The memory flees her, though, when she turns the page and is confronted with a nude drawing of herself. A blush creeps into her cheeks as she looks at the woman on the parchment. He captured every single mark on her body, every scar, every flaw and insufficiency. But despite all those many imperfections, the woman staring back at her is beautiful. She never saw herself like this; beautiful and desirable and… feminine. But it obviously is what Anders sees and it leaves a curious warmth in the pit of her stomach that she tries to ignore because with that warmth, there's something else rising right there in her guts. Doubt.

Maybe she was wrong?

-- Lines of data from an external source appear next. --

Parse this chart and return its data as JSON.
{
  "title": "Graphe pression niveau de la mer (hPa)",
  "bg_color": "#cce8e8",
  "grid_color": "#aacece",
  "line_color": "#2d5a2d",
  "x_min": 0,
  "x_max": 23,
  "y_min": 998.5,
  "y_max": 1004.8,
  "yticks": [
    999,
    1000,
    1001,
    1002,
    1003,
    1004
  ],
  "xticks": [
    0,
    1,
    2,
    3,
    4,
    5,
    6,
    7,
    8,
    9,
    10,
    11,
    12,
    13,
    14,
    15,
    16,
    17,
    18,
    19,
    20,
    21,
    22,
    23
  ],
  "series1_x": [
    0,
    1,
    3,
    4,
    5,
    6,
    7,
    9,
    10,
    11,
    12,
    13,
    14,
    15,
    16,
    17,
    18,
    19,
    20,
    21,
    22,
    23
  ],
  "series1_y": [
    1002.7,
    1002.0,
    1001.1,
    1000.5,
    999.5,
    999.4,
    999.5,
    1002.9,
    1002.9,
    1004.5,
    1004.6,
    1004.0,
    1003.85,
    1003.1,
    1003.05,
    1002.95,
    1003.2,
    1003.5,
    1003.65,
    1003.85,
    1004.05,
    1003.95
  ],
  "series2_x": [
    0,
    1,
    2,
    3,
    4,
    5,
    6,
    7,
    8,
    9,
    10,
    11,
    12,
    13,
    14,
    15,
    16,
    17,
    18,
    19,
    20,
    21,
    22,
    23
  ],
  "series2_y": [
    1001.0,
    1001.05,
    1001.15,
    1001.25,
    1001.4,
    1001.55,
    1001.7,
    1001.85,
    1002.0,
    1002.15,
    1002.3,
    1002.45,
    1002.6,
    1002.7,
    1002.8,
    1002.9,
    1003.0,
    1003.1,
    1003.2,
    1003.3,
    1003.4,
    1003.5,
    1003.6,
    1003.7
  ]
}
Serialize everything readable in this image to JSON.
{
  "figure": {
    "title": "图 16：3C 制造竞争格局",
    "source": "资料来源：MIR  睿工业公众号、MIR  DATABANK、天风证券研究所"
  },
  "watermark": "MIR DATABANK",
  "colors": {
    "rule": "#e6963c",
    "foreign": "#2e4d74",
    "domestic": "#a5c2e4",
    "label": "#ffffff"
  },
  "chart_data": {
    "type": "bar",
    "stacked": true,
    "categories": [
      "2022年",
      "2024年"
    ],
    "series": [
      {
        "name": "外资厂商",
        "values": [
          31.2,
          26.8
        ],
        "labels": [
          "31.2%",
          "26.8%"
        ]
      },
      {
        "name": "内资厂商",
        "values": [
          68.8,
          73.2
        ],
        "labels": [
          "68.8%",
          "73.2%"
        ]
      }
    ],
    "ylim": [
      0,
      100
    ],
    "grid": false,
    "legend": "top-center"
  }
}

Maybe he did not betray her the way she thought he did?

It still hurts, this knowledge that he faked his own death and it still makes her angry but now that she has seen all these pictures, all these memories brought down on paper with so much love and care, the edge is taken off that anger and what remains is a dull feeling of regret and confusion and the nagging question why.

A sound coming from the other side of the door startles her out of her contemplations and in a hurry, she shoves the sheets back into the box and puts it back on the cabinet where she found it. When she turns, her eyes are met by Anders' amber gaze. They stare at each other for a long, silent moment, none of the quite sure how to react. It is she who breaks the silence at last.

"We need to talk," she says and to her surprise, it sounds gentle, pleading even. Maybe she doesn't want to get over with this just as quickly as she thought and maybe this time, she's going to get some answers.